Roving Enterprises Pty Ltd is an Australian television production company, owned by television presenter, producer and comedian Rove McManus and his business partner Craig Campbell and managed by General Manager Kevin Whyte. The company is responsible for producing many shows and events, particularly for Network 10.

==Productions==

 Programs with a shaded background indicate the program is still in production.
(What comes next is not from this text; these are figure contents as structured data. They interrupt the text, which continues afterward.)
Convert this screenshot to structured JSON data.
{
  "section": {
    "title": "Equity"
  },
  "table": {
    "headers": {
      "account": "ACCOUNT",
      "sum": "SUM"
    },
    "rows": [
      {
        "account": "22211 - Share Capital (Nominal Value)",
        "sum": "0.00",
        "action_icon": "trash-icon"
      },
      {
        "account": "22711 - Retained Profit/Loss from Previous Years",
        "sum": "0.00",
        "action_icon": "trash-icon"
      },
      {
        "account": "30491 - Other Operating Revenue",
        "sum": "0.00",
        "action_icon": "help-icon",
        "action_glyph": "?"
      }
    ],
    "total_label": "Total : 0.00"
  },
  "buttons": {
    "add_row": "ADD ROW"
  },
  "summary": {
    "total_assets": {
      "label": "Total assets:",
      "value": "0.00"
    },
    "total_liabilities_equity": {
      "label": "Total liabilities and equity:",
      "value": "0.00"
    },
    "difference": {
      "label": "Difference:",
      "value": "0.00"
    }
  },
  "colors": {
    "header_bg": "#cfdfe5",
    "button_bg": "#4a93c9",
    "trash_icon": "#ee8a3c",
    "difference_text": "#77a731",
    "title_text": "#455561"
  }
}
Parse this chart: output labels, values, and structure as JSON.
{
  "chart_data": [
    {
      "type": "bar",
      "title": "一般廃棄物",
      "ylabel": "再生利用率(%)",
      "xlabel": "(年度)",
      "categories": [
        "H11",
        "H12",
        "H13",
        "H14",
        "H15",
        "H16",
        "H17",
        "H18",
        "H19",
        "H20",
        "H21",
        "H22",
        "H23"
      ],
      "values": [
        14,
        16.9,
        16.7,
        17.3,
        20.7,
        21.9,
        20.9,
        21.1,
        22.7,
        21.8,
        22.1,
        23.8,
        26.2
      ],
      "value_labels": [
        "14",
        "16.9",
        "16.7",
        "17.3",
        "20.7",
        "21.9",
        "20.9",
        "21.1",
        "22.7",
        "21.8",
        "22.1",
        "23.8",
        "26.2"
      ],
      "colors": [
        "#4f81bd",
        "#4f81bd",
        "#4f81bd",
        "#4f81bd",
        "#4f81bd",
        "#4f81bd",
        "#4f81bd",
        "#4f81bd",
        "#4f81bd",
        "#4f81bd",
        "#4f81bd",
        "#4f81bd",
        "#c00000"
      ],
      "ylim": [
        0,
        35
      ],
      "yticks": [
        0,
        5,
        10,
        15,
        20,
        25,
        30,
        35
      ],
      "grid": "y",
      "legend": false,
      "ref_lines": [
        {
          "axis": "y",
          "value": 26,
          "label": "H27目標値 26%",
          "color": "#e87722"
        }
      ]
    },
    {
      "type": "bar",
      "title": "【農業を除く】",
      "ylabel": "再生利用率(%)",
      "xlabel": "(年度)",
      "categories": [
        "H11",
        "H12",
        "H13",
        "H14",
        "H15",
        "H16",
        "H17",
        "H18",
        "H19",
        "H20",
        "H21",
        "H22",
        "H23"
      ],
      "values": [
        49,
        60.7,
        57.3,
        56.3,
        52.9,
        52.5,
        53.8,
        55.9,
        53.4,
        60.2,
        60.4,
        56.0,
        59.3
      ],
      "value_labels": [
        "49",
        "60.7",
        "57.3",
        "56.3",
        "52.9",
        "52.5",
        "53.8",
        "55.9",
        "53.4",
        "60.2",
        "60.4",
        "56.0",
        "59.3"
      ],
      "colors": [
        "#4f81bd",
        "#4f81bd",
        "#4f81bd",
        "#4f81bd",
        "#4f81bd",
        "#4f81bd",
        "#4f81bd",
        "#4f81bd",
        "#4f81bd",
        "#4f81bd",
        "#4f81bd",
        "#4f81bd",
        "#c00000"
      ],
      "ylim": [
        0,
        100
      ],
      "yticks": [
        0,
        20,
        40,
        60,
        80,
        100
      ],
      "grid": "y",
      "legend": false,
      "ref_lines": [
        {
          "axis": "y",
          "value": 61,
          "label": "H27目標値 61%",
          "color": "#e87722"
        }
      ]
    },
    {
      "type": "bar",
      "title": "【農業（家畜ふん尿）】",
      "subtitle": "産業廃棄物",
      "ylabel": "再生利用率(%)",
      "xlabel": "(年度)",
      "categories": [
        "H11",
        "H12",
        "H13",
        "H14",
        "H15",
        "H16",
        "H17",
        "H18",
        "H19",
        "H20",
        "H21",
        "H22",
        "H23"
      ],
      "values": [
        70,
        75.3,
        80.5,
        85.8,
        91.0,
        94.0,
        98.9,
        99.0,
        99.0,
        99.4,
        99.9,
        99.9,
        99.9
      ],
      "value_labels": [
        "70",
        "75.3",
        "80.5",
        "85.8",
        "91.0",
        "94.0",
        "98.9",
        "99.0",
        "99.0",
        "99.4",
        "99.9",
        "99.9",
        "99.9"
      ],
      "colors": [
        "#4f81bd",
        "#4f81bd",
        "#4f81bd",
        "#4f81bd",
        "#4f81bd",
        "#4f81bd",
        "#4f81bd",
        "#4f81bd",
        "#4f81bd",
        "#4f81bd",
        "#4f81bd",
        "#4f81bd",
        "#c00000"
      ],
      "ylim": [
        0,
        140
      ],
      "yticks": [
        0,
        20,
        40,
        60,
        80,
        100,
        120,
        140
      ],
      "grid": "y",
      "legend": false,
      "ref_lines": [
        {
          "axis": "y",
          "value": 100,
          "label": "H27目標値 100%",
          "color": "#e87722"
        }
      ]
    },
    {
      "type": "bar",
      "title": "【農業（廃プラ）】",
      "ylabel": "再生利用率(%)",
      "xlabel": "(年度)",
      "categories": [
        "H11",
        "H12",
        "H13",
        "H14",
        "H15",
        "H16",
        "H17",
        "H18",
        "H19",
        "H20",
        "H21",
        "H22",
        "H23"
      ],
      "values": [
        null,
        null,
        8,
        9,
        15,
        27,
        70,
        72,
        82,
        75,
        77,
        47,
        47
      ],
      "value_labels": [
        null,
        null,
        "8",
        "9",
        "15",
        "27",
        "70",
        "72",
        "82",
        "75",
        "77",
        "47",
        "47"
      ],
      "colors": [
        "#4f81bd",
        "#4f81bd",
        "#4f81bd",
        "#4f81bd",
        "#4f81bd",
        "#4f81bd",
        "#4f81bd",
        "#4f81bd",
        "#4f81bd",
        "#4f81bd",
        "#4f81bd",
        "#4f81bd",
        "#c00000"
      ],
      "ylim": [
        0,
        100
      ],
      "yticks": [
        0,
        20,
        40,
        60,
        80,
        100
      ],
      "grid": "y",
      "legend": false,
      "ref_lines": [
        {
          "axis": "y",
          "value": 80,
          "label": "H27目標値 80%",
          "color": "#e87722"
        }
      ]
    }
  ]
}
| Title | Network | Years | Format | Duration |
|---|---|---|---|---|
| Rove | Nine Network Network Ten | 1999 2000–2009 | Variety show | 11 seasons, 354 episodes |
| Silverchair: Beyond the Diorama | Network Ten | 2002 | Music documentary | 1 interview special |
| ARIA Music Awards | Network Ten Nine Network | 2002–2008, 2023–present | Music awards | 8 annual awards ceremonies |
| Skithouse | Network Ten | 2003–2004 | Sketch comedy | 2 seasons, 19 episodes |
| Before the Game | Network Ten | 2003–2013 | AFL talk show | 11 seasons, 303 episodes |
| TEN: Seriously 40 | Network Ten | 2005 | Nostalgia special | 1 special |
| Real Stories | Network Ten | 2006 | Comedy | 1 season, 8 episodes |
| Are You Smarter than a 5th Grader? | Network Ten | 2007–2009 | Game show | 3 seasons, 34 episodes |
| Hamish & Andy's American Caravan of Courage | Network Ten | 2008 | Comedy special | 1 special |
| Hamish & Andy: Re-Gifted | Network Ten | 2008–2009 | Comedy specials | 2 annual specials |
| The Project | Network Ten | 2009–2025 | News panel show | 16 seasons, 4504 episodes |
| Rove LA | FOX8 | 2011–2012 | Talk show | 2 seasons, 23 episodes |
| Saturday Night Rove | Network Ten | 2019 | Variety show | 2 episodes, 1 pilot |
| AACTA Awards | Network Ten | 2022– | Film and television awards |  |

==Fire==
In October 2004, one of Roving Enterprises production offices in Abbotsford, a Melbourne suburb, was destroyed by a large fire that caused up to $2 million damage and required 16 fire engines and over 50 firefighters to extinguish it. The offices were used for production, graphics editing and wardrobe/props and among the many things lost, the fire destroyed pieces that were to be used for the ARIA Music Awards of 2004 ceremony. The company also lost its costume department, valuable editing equipment, computers and irreplaceable video tapes and digital footage.